Chief rabbi’s attack on Corbyn over antisemitism ‘unjustified and unfair’, says Lord Dubs
Lord Dubs is speaking now at the Labour event.
He says he is “bitterly disappointed” at what the chief rabbi, Ephraim Mirvis, said about Jeremy Corbyn and antisemitism. He does not accept a lot of what Mirvis said, although Dubs says he thinks Labour should have addressed the problem more quickly. But the chief rabbi’s comments were “unjustified and unfair”, he says.
Q: Why won’t you take part in the Channel 4 News debate on the environment on Thursday?
Johnson says he is taking part in other debates. He says as mayor of London he showed how emissions could be cut without the economy being harmed. But Labour would take a sledgehammer to the economy, he says.
And that’s it. The event is over.
Q: Do you think Nicola Sturgeon should consider the chief rabbi’s comments before propping up a Labour government?

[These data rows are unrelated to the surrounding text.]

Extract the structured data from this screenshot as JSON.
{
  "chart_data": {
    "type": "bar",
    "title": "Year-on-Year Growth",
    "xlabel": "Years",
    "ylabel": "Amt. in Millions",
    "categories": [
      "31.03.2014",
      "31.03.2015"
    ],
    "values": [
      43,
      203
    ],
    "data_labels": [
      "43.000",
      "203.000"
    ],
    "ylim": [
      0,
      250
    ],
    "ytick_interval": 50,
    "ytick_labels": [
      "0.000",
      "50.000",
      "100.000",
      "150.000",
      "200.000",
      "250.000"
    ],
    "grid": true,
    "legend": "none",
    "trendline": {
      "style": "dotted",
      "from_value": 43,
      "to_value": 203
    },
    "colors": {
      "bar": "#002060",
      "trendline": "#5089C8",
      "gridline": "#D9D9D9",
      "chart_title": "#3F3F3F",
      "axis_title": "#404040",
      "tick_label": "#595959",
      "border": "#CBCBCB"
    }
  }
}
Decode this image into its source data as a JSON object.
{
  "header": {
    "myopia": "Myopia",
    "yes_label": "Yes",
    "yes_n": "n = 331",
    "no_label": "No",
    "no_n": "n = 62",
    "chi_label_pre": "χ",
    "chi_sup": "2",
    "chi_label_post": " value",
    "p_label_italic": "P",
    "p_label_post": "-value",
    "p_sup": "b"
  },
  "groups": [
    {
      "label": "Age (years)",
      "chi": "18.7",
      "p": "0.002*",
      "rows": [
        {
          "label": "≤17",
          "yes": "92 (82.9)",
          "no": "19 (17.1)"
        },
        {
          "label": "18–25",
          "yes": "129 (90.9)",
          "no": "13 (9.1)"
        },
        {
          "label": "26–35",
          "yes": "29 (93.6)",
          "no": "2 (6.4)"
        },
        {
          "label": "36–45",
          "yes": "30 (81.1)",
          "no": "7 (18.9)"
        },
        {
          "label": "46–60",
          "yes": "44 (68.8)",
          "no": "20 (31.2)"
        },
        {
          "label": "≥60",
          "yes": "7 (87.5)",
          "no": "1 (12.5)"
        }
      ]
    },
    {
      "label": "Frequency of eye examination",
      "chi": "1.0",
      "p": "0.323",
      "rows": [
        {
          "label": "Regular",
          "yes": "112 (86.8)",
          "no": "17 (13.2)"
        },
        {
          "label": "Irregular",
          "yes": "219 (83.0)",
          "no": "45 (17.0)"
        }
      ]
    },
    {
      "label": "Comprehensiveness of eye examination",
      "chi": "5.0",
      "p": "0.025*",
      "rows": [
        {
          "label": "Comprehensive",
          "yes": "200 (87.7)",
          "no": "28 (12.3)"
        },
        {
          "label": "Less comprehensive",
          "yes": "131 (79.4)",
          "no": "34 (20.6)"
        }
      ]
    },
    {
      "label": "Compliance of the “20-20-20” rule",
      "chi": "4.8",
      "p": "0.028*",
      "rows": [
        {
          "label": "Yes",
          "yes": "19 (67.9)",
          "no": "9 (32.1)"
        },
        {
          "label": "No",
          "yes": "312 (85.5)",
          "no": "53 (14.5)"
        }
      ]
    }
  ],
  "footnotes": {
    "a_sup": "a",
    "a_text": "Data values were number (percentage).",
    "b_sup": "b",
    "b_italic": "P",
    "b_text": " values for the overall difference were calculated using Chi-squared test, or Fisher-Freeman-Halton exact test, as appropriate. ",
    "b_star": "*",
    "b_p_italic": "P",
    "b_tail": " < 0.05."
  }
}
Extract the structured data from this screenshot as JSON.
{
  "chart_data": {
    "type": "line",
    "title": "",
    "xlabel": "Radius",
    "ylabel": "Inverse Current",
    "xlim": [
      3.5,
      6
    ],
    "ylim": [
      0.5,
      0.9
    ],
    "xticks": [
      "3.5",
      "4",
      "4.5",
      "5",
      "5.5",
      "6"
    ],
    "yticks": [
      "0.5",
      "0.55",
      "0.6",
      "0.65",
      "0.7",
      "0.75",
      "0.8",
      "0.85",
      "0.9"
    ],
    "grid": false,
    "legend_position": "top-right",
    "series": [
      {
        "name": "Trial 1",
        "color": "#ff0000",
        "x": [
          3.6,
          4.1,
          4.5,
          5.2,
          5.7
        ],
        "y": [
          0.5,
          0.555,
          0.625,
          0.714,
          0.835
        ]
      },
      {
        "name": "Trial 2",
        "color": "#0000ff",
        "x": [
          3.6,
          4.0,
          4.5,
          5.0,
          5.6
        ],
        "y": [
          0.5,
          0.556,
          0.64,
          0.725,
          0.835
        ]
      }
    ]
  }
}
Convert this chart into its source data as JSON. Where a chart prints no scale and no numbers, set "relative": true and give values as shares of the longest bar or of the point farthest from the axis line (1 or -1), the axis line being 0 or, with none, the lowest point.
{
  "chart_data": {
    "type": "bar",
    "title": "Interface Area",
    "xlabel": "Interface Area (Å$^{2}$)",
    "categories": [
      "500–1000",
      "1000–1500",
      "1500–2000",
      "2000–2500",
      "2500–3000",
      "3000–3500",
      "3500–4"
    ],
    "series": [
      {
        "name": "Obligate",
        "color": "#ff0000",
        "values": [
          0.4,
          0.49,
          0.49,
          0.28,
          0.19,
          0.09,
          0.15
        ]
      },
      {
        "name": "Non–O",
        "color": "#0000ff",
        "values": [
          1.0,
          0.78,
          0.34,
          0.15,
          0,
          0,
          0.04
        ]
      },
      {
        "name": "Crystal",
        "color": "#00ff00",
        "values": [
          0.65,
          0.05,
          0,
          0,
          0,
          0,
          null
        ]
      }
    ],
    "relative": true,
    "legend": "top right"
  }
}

Johnson says Corbyn has not been able to stamp out antisemitism in his party. That is part of a wider failure of leadership, he says. He says you cannot be PM and refuse to take a position on Brexit. He says you cannot be neutral on that any more than you can be neutral on antisemitism.
Johnson rules out backing Brexit or independence referendums in hung parliament as price of power
Q: If you are the largest party after the election, but don’t have a majority, will you rule out holding a second referendum on independence or on Brexit.
Johnson says he normally does not answer hypothetical questions like that. But he will answer this. Yes, he says. He says he genuinely thinks they would be bad for the country.
Johnson laughs off question about his unpopularity in Scotland
Q: Polling shows your personal popularity in Scotland is only slightly better than Jeremy Corbyn’s. You’re on minus 34.
Johnson interrupts. Minus 34 – we can build on that, he says, to audience laughter.
Q: Would you have any more city deals for Scotland?
Johnson says he will have a sectoral deal for the oil industry. And he will put £3.1bn more into Scotland as a result of his manifesto plans, as a result of the Barnett formula.
On city deals, Johnson says the whole of Scotland is covered.